I am working through Sipser, and have come accross the following claim, "any $f(n)$ space bounded Turing machine also runs in time $2^{O(f(n))}$", which can be proven by looking at the upper bound on the number of configurations a Turing machine that uses space $f(n)$ can take. An implication of this claim is that a $f(n) = n$ space bounded Turing machine runs in time $2^{O(n)}$, and hence I take it this means that any Turing machine running in time $2^{O(n)}$ is a $O(n)$ space Turing machine.

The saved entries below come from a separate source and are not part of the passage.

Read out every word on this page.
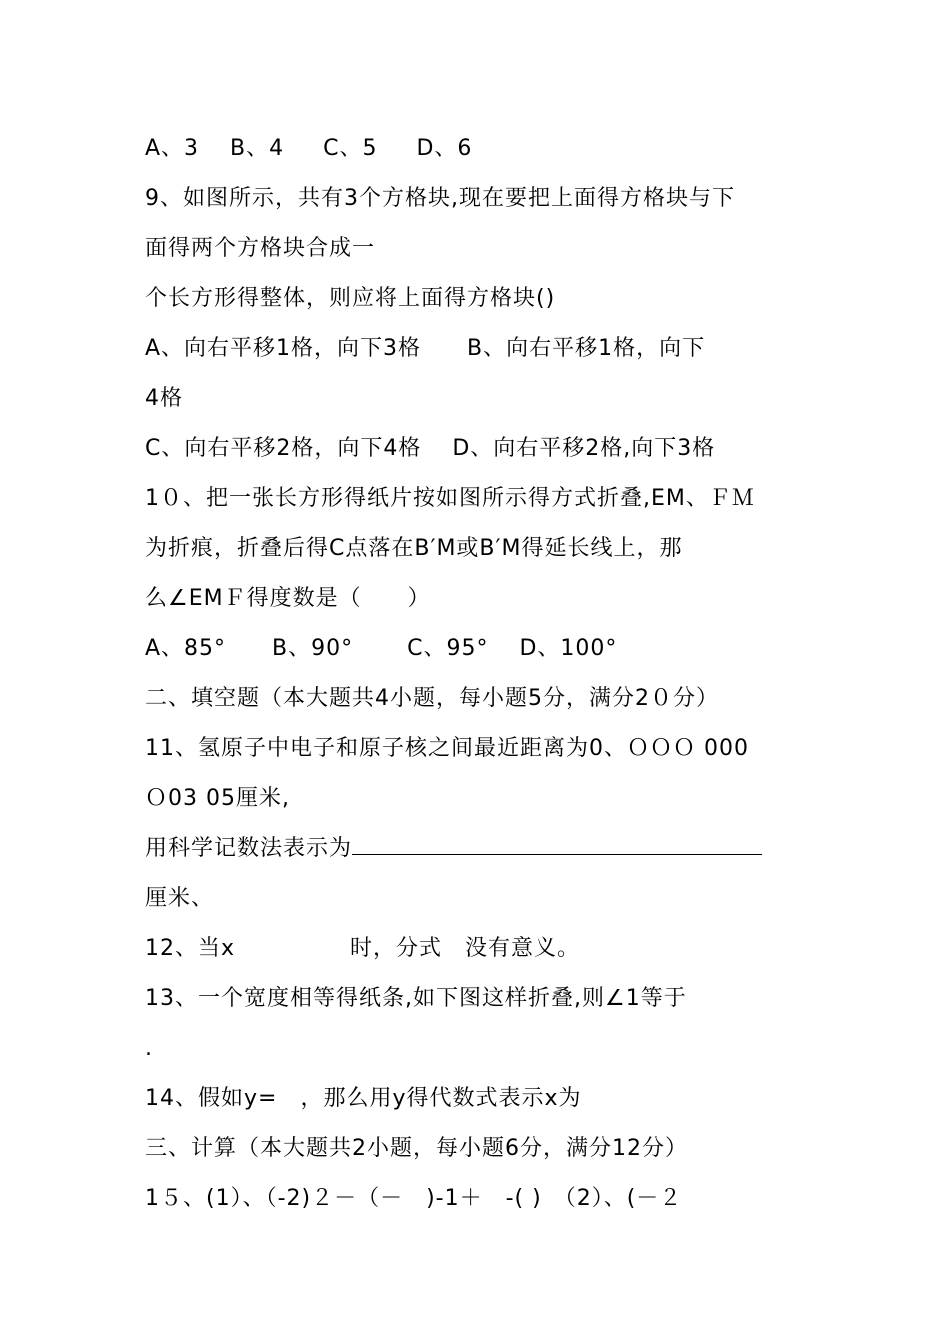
A、3　 B、4 　 C、5 　 D、6
9、如图所示，共有3个方格块,现在要把上面得方格块与下
面得两个方格块合成一
个长方形得整体，则应将上面得方格块()
A、向右平移1格，向下3格　　B、向右平移1格，向下
4格
C、向右平移2格，向下4格　 D、向右平移2格,向下3格
1０、把一张长方形得纸片按如图所示得方式折叠,EM、ＦＭ
为折痕，折叠后得C点落在B′M或B′M得延长线上，那
么∠EMＦ得度数是（　　）
A、85°　　B、90°　　 C、95°　 D、100°
二、填空题（本大题共4小题，每小题5分，满分2０分）
11、氢原子中电子和原子核之间最近距离为0、ＯＯＯ 000
Ｏ03 05厘米,
用科学记数法表示为
厘米、
12、当x　　　　　时，分式　没有意义。
13、一个宽度相等得纸条,如下图这样折叠,则∠1等于
.
14、假如y=　，那么用y得代数式表示x为
三、计算（本大题共2小题，每小题6分，满分12分）
1５、(1）、（-2)２－（－　)-1＋　-( )　（2）、(－２
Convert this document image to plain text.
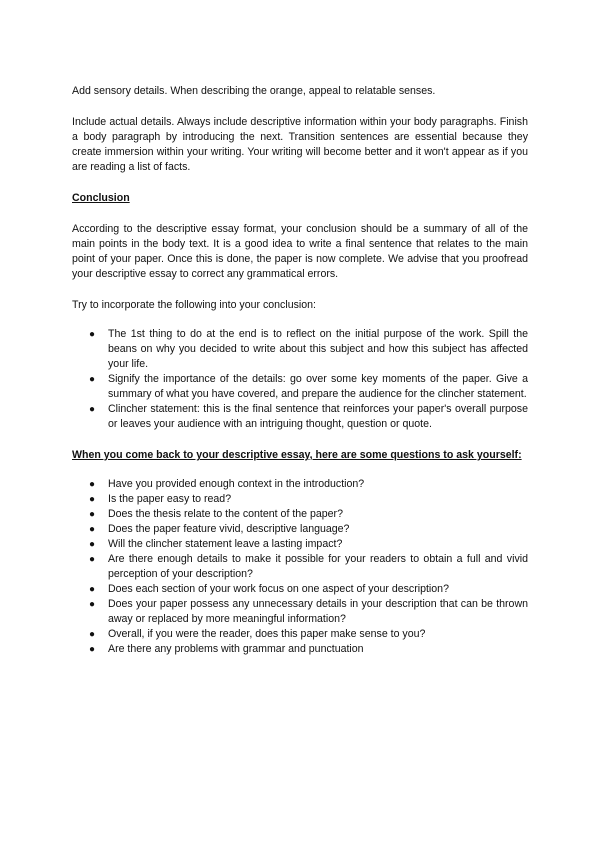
Add sensory details. When describing the orange, appeal to relatable senses.

Include actual details. Always include descriptive information within your body paragraphs. Finish a body paragraph by introducing the next. Transition sentences are essential because they create immersion within your writing. Your writing will become better and it won't appear as if you are reading a list of facts.

Conclusion

According to the descriptive essay format, your conclusion should be a summary of all of the main points in the body text. It is a good idea to write a final sentence that relates to the main point of your paper. Once this is done, the paper is now complete. We advise that you proofread your descriptive essay to correct any grammatical errors.

Try to incorporate the following into your conclusion:

● The 1st thing to do at the end is to reflect on the initial purpose of the work. Spill the beans on why you decided to write about this subject and how this subject has affected your life.
● Signify the importance of the details: go over some key moments of the paper. Give a summary of what you have covered, and prepare the audience for the clincher statement.
● Clincher statement: this is the final sentence that reinforces your paper's overall purpose or leaves your audience with an intriguing thought, question or quote.

When you come back to your descriptive essay, here are some questions to ask yourself:

● Have you provided enough context in the introduction?
● Is the paper easy to read?
● Does the thesis relate to the content of the paper?
● Does the paper feature vivid, descriptive language?
● Will the clincher statement leave a lasting impact?
● Are there enough details to make it possible for your readers to obtain a full and vivid perception of your description?
● Does each section of your work focus on one aspect of your description?
● Does your paper possess any unnecessary details in your description that can be thrown away or replaced by more meaningful information?
● Overall, if you were the reader, does this paper make sense to you?
● Are there any problems with grammar and punctuation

Now there is an excersise I am doing that asks that you prove that $NP \not= SPACE(n) = LINSPACE$ (see problem 4). Using the logic above from Sipser, I am arguing that if $NP \not\subseteq SPACE(n)$ then there is an NP-complete problem $A$ not in $TIME(2^{n}$). But what would such a problem $A$ look like? I take it that it would need to be a problem in say $TIME(n!)$ or $TIME(n^n)$ (i.e. a language decidable by a superexponential time Turing machine)?

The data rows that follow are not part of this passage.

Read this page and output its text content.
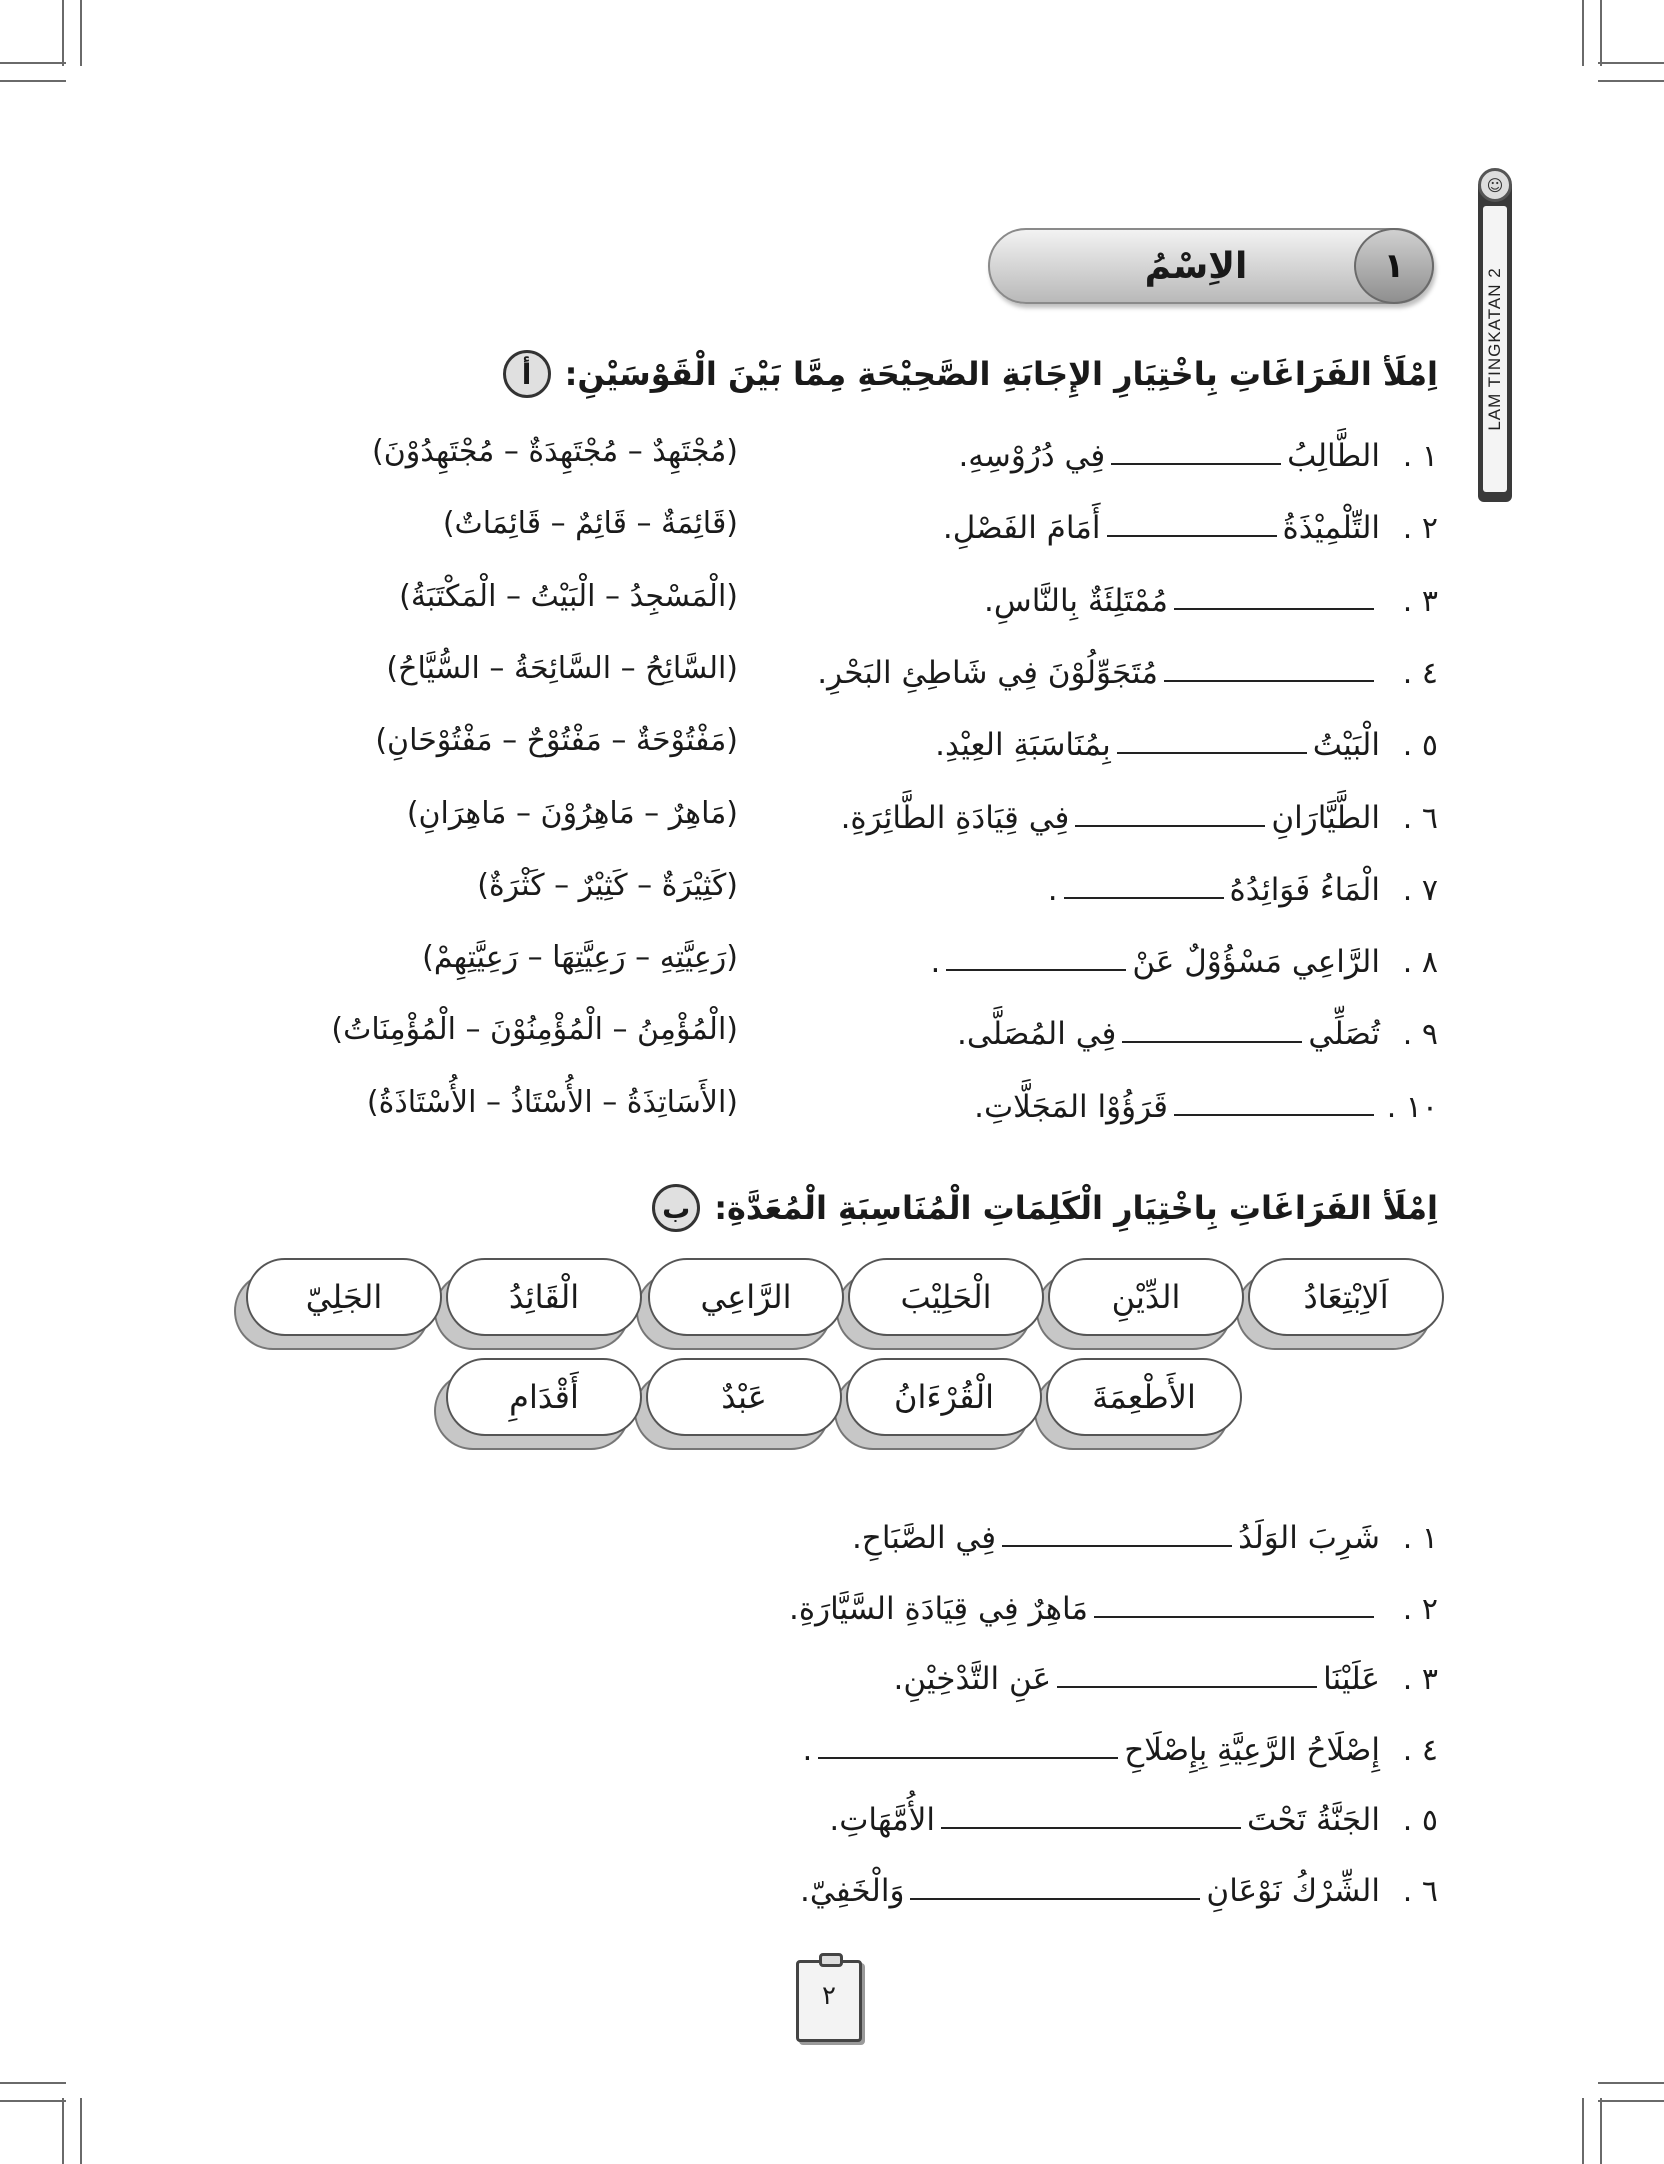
LAM TINGKATAN 2
☺
الاِسْمُ	١
أ	اِمْلَأ الفَرَاغَاتِ بِاخْتِيَارِ الإِجَابَةِ الصَّحِيْحَةِ مِمَّا بَيْنَ الْقَوْسَيْنِ:
١ .
الطَّالِبُ
فِي دُرُوْسِهِ.
(مُجْتَهِدٌ – مُجْتَهِدَةٌ – مُجْتَهِدُوْنَ)
٢ .
التِّلْمِيْذَةُ
أَمَامَ الفَصْلِ.
(قَائِمَةٌ – قَائِمٌ – قَائِمَاتٌ)
٣ .
مُمْتَلِئَةٌ بِالنَّاسِ.
(الْمَسْجِدُ – الْبَيْتُ – الْمَكْتَبَةُ)
٤ .
مُتَجَوِّلُوْنَ فِي شَاطِئِ البَحْرِ.
(السَّائِحُ – السَّائِحَةُ – السُّيَّاحُ)
٥ .
الْبَيْتُ
بِمُنَاسَبَةِ العِيْدِ.
(مَفْتُوْحَةٌ – مَفْتُوْحٌ – مَفْتُوْحَانِ)
٦ .
الطَّيَّارَانِ
فِي قِيَادَةِ الطَّائِرَةِ.
(مَاهِرٌ – مَاهِرُوْنَ – مَاهِرَانِ)
٧ .
الْمَاءُ فَوَائِدُهُ
.
(كَثِيْرَةٌ – كَثِيْرٌ – كَثْرَةٌ)
٨ .
الرَّاعِي مَسْؤُوْلٌ عَنْ
.
(رَعِيَّتِهِ – رَعِيَّتِهَا – رَعِيَّتِهِمْ)
٩ .
تُصَلِّي
فِي المُصَلَّى.
(الْمُؤْمِنُ – الْمُؤْمِنُوْنَ – الْمُؤْمِنَاتُ)
١٠ .
قَرَؤُوْا المَجَلَّاتِ.
(الأَسَاتِذَةُ – الأُسْتَاذُ – الأُسْتَاذَةُ)
ب اِمْلَأ الفَرَاغَاتِ بِاخْتِيَارِ الْكَلِمَاتِ الْمُنَاسِبَةِ الْمُعَدَّةِ:
اَلاِبْتِعَادُ
الدِّيْنِ
الْحَلِيْبَ
الرَّاعِي
الْقَائِدُ
الجَلِيّ
الأَطْعِمَةَ
الْقُرْءَانُ
عَبْدٌ
أَقْدَامِ
١ .
شَرِبَ الوَلَدُ
فِي الصَّبَاحِ.
٢ .
مَاهِرٌ فِي قِيَادَةِ السَّيَّارَةِ.
٣ .
عَلَيْنَا
عَنِ التَّدْخِيْنِ.
٤ .
إِصْلَاحُ الرَّعِيَّةِ بِإِصْلَاحِ
.
٥ .
الجَنَّةُ تَحْتَ
الأُمَّهَاتِ.
٦ .
الشِّرْكُ نَوْعَانِ
وَالْخَفِيّ.
٢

Moreover, as stated in the link, it is unknown if $NP \subseteq SPACE(n)$ or $SPACE(n) \subseteq NP$. So is the reason why we cannot prove $NP \not\subseteq SPACE(n)$ for example because all the known NP-complete problems are in $TIME(2^n)$? For example in subset-sum for a set of $n$ integers there are $2^n$ possible subsets, and indeed all NP-complete problems are similar.